If you have entered this website, it is probably because you are interested in buying a home in Abbotsford. We believe that you have had a wonderful idea, and there is no reason for you or your family to have doubts about this step. Here we are going to review some of the financial and personal benefits of buying a home. I will also explain some common myths and fears, and how to overcome them.
Investment value: You earn what you pay and a little more
Perhaps you have heard people talking about what real estate is a great investment. But what exactly do you get with that transaction? The answer is multiple: You will accumulate “equity”, instead of spending your money to pay rent, you will have an immediate benefit, represented in a place to live and, you will have absolute ownership of an asset that -over time- has a good chance to go up in value. Let’s now look at 7 great financial benefits of buying a home:
1) Leverage
Buying a property is a special case where you can control the increase in the value of your asset, with a comparatively low initial investment in cash (your down payment). This is known as “using someone else’s money,” because the lender will loan you money for the difference between your down payment and the current value of the property, with a relatively low interest rate. Then, you are going to get the increase in the value of the property for its full value, not just for the value of your down payment.
2) Equity
Over time, and assuming that you pay the mortgage monthly and on time, two things begin to happen: Your loan balance goes down, and the market value of the house can go up. The combination of both means that you are accumulating “equity”. Equity is the market value of the homeless all debt associated with the home.
Lyn buys a house for $ 300,000 with a $ 30,000 down payment (10%) and a $ 270,000 mortgage. If the market value of the house is $ 300,000, Lyn has equity of $ 30,000 on the house (market value less mortgage). A few years later, Lyn has paid the mortgage regularly and reduced the balance by $ 5,000 to $ 265,000; on the other hand, the house has risen in price to $ 315,000. Now, Lyn has $ 50,000 of equity: $ 315,000 minus $ 265,000. This is $ 20,000 more than the original investment.
4) Its better than paying rent
A good part of the money that you are going to use to finance your house is the money that you are already spending – anyway – on rent. When you buy a house, that money goes towards your own investment.

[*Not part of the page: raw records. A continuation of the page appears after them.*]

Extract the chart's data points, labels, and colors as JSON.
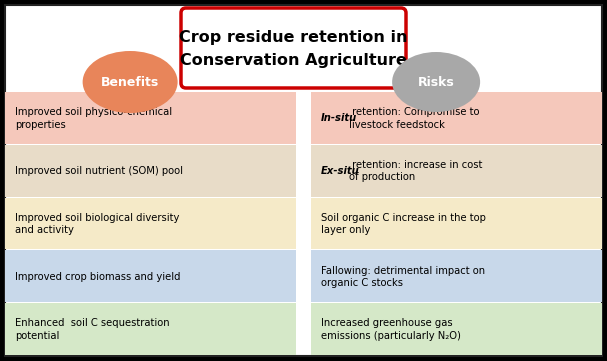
{
  "title_line1": "Crop residue retention in",
  "title_line2": "Conservation Agriculture",
  "benefits_label": "Benefits",
  "risks_label": "Risks",
  "benefits_circle_color": "#E8855A",
  "risks_circle_color": "#A8A8A8",
  "title_box_border_color": "#CC0000",
  "benefits_items": [
    {
      "text": "Improved soil physico-chemical\nproperties",
      "bg": "#F5C8BB"
    },
    {
      "text": "Improved soil nutrient (SOM) pool",
      "bg": "#E8DCC8"
    },
    {
      "text": "Improved soil biological diversity\nand activity",
      "bg": "#F5EAC8"
    },
    {
      "text": "Improved crop biomass and yield",
      "bg": "#C8D8EA"
    },
    {
      "text": "Enhanced  soil C sequestration\npotential",
      "bg": "#D5E8C8"
    }
  ],
  "risks_items": [
    {
      "text_italic": "In-situ",
      "text_normal": " retention: Compromise to\nlivestock feedstock",
      "bg": "#F5C8BB"
    },
    {
      "text_italic": "Ex-situ",
      "text_normal": " retention: increase in cost\nof production",
      "bg": "#E8DCC8"
    },
    {
      "text_italic": "",
      "text_normal": "Soil organic C increase in the top\nlayer only",
      "bg": "#F5EAC8"
    },
    {
      "text_italic": "",
      "text_normal": "Fallowing: detrimental impact on\norganic C stocks",
      "bg": "#C8D8EA"
    },
    {
      "text_italic": "",
      "text_normal": "Increased greenhouse gas\nemissions (particularly N₂O)",
      "bg": "#D5E8C8"
    }
  ],
  "figsize": [
    6.07,
    3.61
  ],
  "dpi": 100
}
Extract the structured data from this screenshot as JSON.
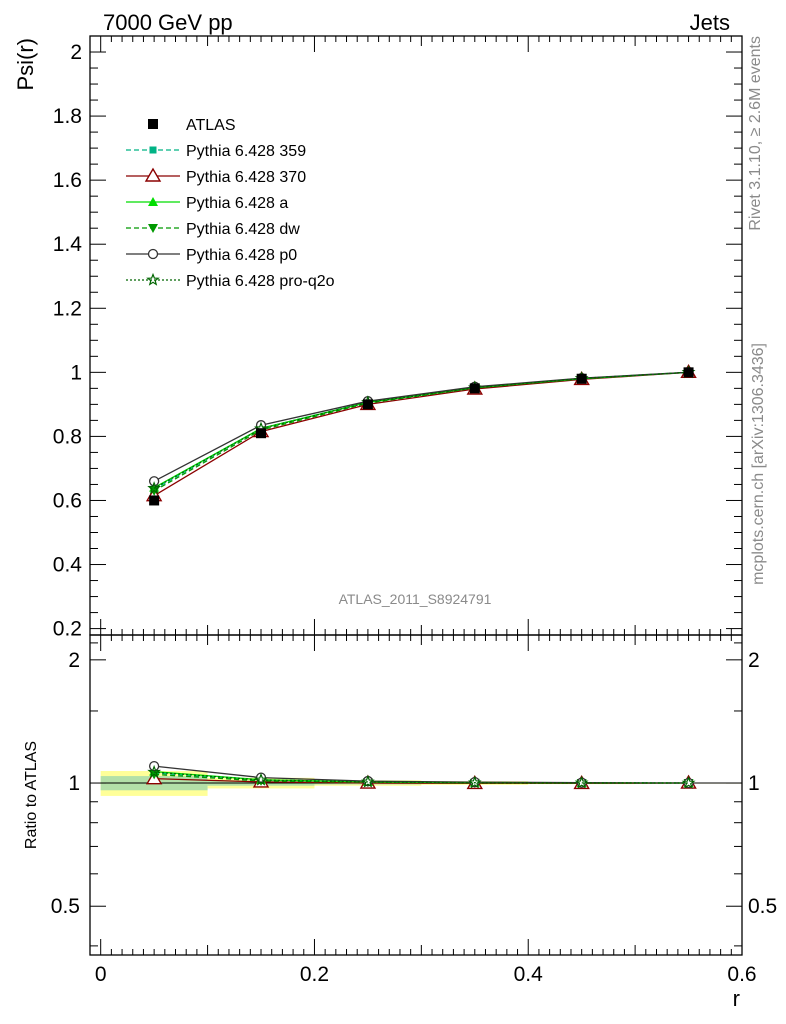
{
  "header": {
    "left": "7000 GeV pp",
    "right": "Jets"
  },
  "side_text": {
    "rivet": "Rivet 3.1.10, ≥ 2.6M events",
    "mcplots": "mcplots.cern.ch [arXiv:1306.3436]"
  },
  "watermark": "ATLAS_2011_S8924791",
  "colors": {
    "atlas": "#000000",
    "p359": "#00b385",
    "p370": "#8b0000",
    "pa": "#00dd00",
    "pdw": "#009900",
    "pp0": "#333333",
    "pq2o": "#006600"
  },
  "chart_data": {
    "type": "line",
    "xlabel": "r",
    "ylabel_main": "Psi(r)",
    "ylabel_ratio": "Ratio to ATLAS",
    "xlim": [
      -0.01,
      0.6
    ],
    "ylim_main": [
      0.18,
      2.05
    ],
    "ylim_ratio": [
      0.38,
      2.3
    ],
    "ratio_scale": "log",
    "x_ticks": [
      "0",
      "0.2",
      "0.4",
      "0.6"
    ],
    "y_ticks_main": [
      "0.2",
      "0.4",
      "0.6",
      "0.8",
      "1",
      "1.2",
      "1.4",
      "1.6",
      "1.8",
      "2"
    ],
    "y_ticks_ratio": [
      "0.5",
      "1",
      "2"
    ],
    "x": [
      0.05,
      0.15,
      0.25,
      0.35,
      0.45,
      0.55
    ],
    "data": {
      "name": "ATLAS",
      "values": [
        0.6,
        0.81,
        0.9,
        0.95,
        0.98,
        1.0
      ],
      "band_edges": [
        0.0,
        0.1,
        0.2,
        0.3,
        0.4,
        0.5,
        0.6
      ],
      "stat_band": [
        0.04,
        0.015,
        0.008,
        0.005,
        0.003,
        0.002
      ],
      "total_band": [
        0.07,
        0.03,
        0.015,
        0.01,
        0.006,
        0.003
      ]
    },
    "series": [
      {
        "name": "Pythia 6.428 359",
        "values": [
          0.635,
          0.825,
          0.907,
          0.953,
          0.981,
          1.0
        ],
        "marker": "square-small",
        "dash": "dashed",
        "color_key": "p359"
      },
      {
        "name": "Pythia 6.428 370",
        "values": [
          0.615,
          0.815,
          0.9,
          0.948,
          0.978,
          1.0
        ],
        "marker": "triangle-open",
        "dash": "solid",
        "color_key": "p370"
      },
      {
        "name": "Pythia 6.428 a",
        "values": [
          0.64,
          0.825,
          0.906,
          0.952,
          0.98,
          1.0
        ],
        "marker": "triangle-filled",
        "dash": "solid",
        "color_key": "pa"
      },
      {
        "name": "Pythia 6.428 dw",
        "values": [
          0.63,
          0.82,
          0.904,
          0.951,
          0.98,
          1.0
        ],
        "marker": "triangle-down",
        "dash": "dashed",
        "color_key": "pdw"
      },
      {
        "name": "Pythia 6.428 p0",
        "values": [
          0.66,
          0.835,
          0.91,
          0.955,
          0.982,
          1.0
        ],
        "marker": "circle-open",
        "dash": "solid",
        "color_key": "pp0"
      },
      {
        "name": "Pythia 6.428 pro-q2o",
        "values": [
          0.638,
          0.824,
          0.906,
          0.952,
          0.981,
          1.0
        ],
        "marker": "star",
        "dash": "dotted",
        "color_key": "pq2o"
      }
    ]
  }
}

5) You can live on your investment
Some people think of the mortgage as a “forced savings plan”, because it makes you put in a little money each month, in the form of the mortgage payment; and you will get that same money back when you sell the house.
Other people conceive it as a “smart savings plan”, because it gives you – simultaneously – a home and your money becomes “equity”.
6) You can borrow from your own investment
Over time, when the equity in your home increases, you can borrow some of that equity at a relatively low interest rate, with a type of loan called a home equity loan.
Interest tends to be higher than a primary mortgage, but lower than a credit card. This money can be used for various personal purposes, for example, building an improvement in your house, paying for your children’s university, buying a car, etc.
7) It is a symbol of solvency
From the perspective of your credit score, a mortgage is viewed as “good debt.” When you pay your mortgage responsibly, credit reporting companies take it as a sign that you are responsible and capable of handling long-term debt; and this can be especially useful for – later – to apply for car loans, for businesses, studies, etc.